Baker’s “Do What You Like” at almost fifteen-and-a-half minutes is the album’s big jamming setpiece, but unlike countless subsequent examples does not sound forced or ponderous. Proceeding at a relatively brisk 5/4 – exactly like “Living In The Past” but with astral multitracked vocal harmonics taking the place of the flute – Winwood with a bright longing sings Baker’s very 1969 advice to open our eyes, take a look, get together etc.

Then the group settles into a groove; Winwood’s opening, hymnal Lowery organ solo rather unexpectedly takes us to the land of the Mike Ratledge/Robert Wyatt Soft Machine (while the song’s sentiments also correspond with those described throughout Kevin Ayers’ contemporaneous Joy Of A Toy, and the music’s sense of space provides a signpost to Miles’ also contemporaneous Bitches’ Brew). Clapton then comes in with a relatively restrained solo (actually sounding remarkably like the John McLaughlin of Extrapolation, and even more remarkably, if less surprisingly, like the young Carlos Santana); he is effectively a support player on this record, content to provide due service to the songs, but unafraid to express himself precisely as and when needed. Grech then gets his bass solo, which finds him in a Jimmy Garrison mood – pensive out-of-tempo meditations, double strumming – while Baker carefully traces his progress with nautical bells of cymbal chimes followed by slightly more pronounced snare rolls.

Meanwhile, odd, disjointed titular vocal chants fade in and out of the background. Finally Baker takes over for his long solo, patiently building up from quiet brush strokes via Cozy Cole/Big Sid Catlett paradiddles through Elvin Jones snare fusillades to the expected Max Roach/Tony Williams explosion of interdependent tom toms, cymbals and bar line divisions. It’s a great pocket history of jazz drumming, which was no doubt its intent. The background vocal chants meanwhile reach their climax and Winwood’s blossoming, ripening organ springs out of the ground and guides the band back to the song.

After a fulsome rally of “Get together!”s the “YOU LIKE” voices turn unexpectedly harsh and fuzzed and the song dissolves into a glorious, atonal free ensemble which atomises over the course of an elongated fade, together with enthusiastic ad libs from (mostly) Baker (“What a run!,” “Get down!,” “Big story!”) into pointillistic pricks of stars, a sudden, reversing Mellotron chord and assorted dots of random.

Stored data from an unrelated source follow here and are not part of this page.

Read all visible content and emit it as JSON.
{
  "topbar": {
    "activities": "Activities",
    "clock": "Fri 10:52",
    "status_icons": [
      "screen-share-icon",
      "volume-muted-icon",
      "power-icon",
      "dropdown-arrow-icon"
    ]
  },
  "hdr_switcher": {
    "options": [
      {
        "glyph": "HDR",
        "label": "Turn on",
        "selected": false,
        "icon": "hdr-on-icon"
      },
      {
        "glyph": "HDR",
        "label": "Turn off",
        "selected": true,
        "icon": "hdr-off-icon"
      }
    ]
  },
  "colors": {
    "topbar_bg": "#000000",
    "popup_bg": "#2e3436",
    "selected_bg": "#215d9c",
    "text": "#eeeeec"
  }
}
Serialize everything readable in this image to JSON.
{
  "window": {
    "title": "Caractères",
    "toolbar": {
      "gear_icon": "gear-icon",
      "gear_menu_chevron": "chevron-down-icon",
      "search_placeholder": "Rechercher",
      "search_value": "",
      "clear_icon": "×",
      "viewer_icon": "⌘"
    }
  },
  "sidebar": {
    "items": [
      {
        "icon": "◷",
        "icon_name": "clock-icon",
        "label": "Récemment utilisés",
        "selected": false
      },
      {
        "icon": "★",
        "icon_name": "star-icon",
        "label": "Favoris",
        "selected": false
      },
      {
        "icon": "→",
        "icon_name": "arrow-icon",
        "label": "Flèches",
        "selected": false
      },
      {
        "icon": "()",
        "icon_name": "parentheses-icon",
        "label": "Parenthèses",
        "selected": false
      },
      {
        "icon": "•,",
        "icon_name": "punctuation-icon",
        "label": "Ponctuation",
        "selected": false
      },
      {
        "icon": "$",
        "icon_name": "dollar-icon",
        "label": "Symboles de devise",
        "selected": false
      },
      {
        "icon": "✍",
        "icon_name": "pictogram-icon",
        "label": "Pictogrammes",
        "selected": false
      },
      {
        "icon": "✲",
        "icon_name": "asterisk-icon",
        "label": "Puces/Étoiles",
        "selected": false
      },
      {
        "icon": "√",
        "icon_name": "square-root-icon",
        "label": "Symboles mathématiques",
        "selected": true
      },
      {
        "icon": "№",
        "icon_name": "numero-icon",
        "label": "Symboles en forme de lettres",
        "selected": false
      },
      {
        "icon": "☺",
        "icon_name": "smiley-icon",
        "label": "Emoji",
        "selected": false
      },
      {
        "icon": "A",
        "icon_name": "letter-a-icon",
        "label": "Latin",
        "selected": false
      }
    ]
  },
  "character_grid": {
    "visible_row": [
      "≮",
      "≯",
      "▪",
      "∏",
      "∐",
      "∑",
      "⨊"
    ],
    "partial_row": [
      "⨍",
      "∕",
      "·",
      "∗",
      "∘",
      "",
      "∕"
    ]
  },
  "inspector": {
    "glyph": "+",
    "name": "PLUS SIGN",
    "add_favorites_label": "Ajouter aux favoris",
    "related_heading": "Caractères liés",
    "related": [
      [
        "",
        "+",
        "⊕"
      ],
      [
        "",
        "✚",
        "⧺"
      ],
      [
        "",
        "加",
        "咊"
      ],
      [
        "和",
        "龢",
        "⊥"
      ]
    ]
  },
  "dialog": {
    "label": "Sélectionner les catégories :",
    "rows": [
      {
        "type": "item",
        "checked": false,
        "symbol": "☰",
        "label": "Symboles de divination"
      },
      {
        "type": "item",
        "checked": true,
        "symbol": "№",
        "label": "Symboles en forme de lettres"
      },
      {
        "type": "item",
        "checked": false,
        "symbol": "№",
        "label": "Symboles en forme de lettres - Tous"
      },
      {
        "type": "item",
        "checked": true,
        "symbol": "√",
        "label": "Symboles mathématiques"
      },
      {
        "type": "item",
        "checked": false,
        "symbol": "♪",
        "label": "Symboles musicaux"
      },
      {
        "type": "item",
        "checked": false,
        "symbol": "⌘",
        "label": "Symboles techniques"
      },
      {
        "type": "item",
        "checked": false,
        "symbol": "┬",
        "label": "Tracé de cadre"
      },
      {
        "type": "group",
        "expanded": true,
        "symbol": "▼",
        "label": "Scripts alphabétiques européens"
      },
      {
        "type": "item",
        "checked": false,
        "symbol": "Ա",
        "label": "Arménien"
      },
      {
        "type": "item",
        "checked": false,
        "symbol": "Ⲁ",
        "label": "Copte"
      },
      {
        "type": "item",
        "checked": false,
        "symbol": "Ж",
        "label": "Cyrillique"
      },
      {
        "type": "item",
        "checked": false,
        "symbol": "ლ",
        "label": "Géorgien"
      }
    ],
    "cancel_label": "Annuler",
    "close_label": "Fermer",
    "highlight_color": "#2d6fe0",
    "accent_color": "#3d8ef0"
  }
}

The overwhelming impression of Blind Faith is of a Cream and a Traffic on holiday, stretching their limbs and minds, free of pressure to be anyone or anything. In its own way (doing as it likes) it indicates a purple patch of musical freedom and cross-genre fusion to come; whatever any of the participants thought of it subsequently, they sound as though they are having an absolute ball, while Miller’s subtly less-than-documentary production precludes mere jam session status – the record feels structured and genuinely adventurous. Most subsequent “supergroups” would miss this essential interactive quality, based on the always erroneous assumption (as any cricket or football coach would tell you) that putting the “best” players together would create the best band. Despite the anguish of its central song, Blind Faith displays a certain degree of optimism about the new times to come as they prepare to reopen the curtain. The remaining two curtain callers would, as we will see, come to drastically different conclusions, even if ultimately they were both looking at the same thing.